Bird's Shadow
- First edition
- Author: Ivan Bunin
- Original title: Тень птицы
- Language: Russian
- Genre: short story
- Publication date: 1931 (France)
- Publication place: Russia, France
- Media type: Print (hardback & paperback)

= Bird's Shadow =

Bird's Shadow (Тень птицы) is a collection of short stories by Nobel Prize-winning Russian author Ivan Bunin, inspired by the tour over the Middle East he and wife Vera Muromtseva undertook in the 1900s. Written between 1907 and 1911, these stories came out as a separate edition in Paris in 1931, although most of them had appeared in the Temple of the Sun 1917 compilation. The title refers to the Huma bird; Bunin writes of the view from the Galata Tower that he can see "the entire immense land... on which fell the 'shadow of the Huma Bird' ... the commenters on Saadi explain that this is a legendary bird and that its shadow brings to anyone on which it falls majesty and immortality"

The book's working title was Fields of the Dead, for, as the author argued, "aren't they all fields of the dead – Baalbek and Palmyra, Babylon and Assyria, Judea and Egypt?... But the East is the realm of the Sun, and the future belongs to the East".

Critics praised Ivan Bunin's traveler's sketches, seeing them as an integral and highly important part of his legacy.

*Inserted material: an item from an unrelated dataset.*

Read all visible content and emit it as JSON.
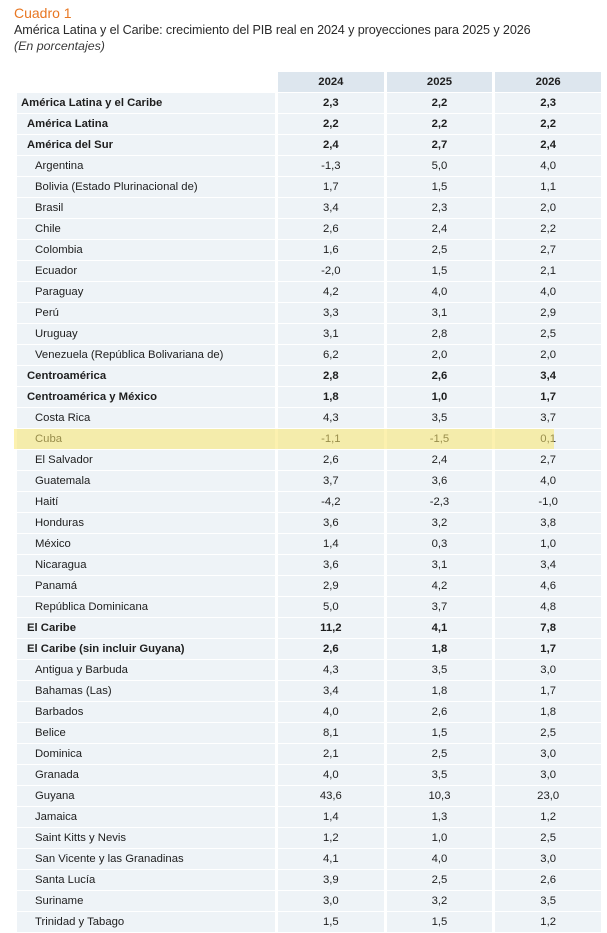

Bunin's "longing for the ceaseless, unrelenting wandering" and his "insatiable perceptiveness" (as he himself put it, in the foreword to The Scream, 1921 Paris compilation) was something he's been long obsessed with. Later scholars saw it as part of his artistic philosophy, aiming at "the understanding of all times and peoples' tribulations." In his "Liberation of Tolstoy" essay Bunin wrote about some artists' ability to "feel other times... better than that of their own" and, critics argued, this "transformational" quality was something he's made very much of his own.

==List of Bird's Shadow's short stories==
- "Bird's Shadow" (Тень птицы). First published in the Zemlya (Earth) almanac, Vol.1, Moscow, 1908.
- "The Sea of the Gods" (Море богов). Severnoye Siyanie (Northern Lights) magazine, Saint Petersburg, 1908, No.11, November.
- "Delta" (Дельта). Poslednye Novosty newspaper, Paris, 1932, No.4085, May 29. In 1915 The Works by I.A. Bunin it was part of the piece called "Zodiacal Light".
- "Zodiacal Light" (Свет Зодиака). Poslednye Novosty, Paris 1929, No.3000, June 9.
- "Judea" (Иудея). Drykarh anthology, Moscow, 1910. Originally parts of it, "The Stone" and "Sheol", were separate stories.
- "The Stone" (Камень). Poslednye Novosty, Paris, 1929, No.2930, March 31. In the 1915 edition of the Works by I.A. Bunin it corresponds to chapters 4 and 5 of "Judea".
- "Sheol" (Шеол). Bird's Shadow, Paris, 1931. In the 1915 edition of the Works by I.A. Bunin it corresponds to charter 6 of "Judea".
- "The Devil's Desert" (Пустыня дьявола). Russkoye Slovo newspaper, Moscow, 1909, No.296, December 25.
- "The Sodom Country" (Страна содомская). Russkoye Slovo, 1911, No.158, July 10, as "The Dead Sea" (Мёртвое море).
- "Temple of the Sun" (Храм Солнца). Sovremenny Mir magazine, Saint Petersburg, 1909, No.12, December.
- "Gennisaret" (Геннисарет). Russkoye Slovo, Moscow, 1912, No.297, December 25. Written while on Capri, on December 9, 1911. In the 1927 publication (Vozrozhdenye, Paris) dated as "1907-1927".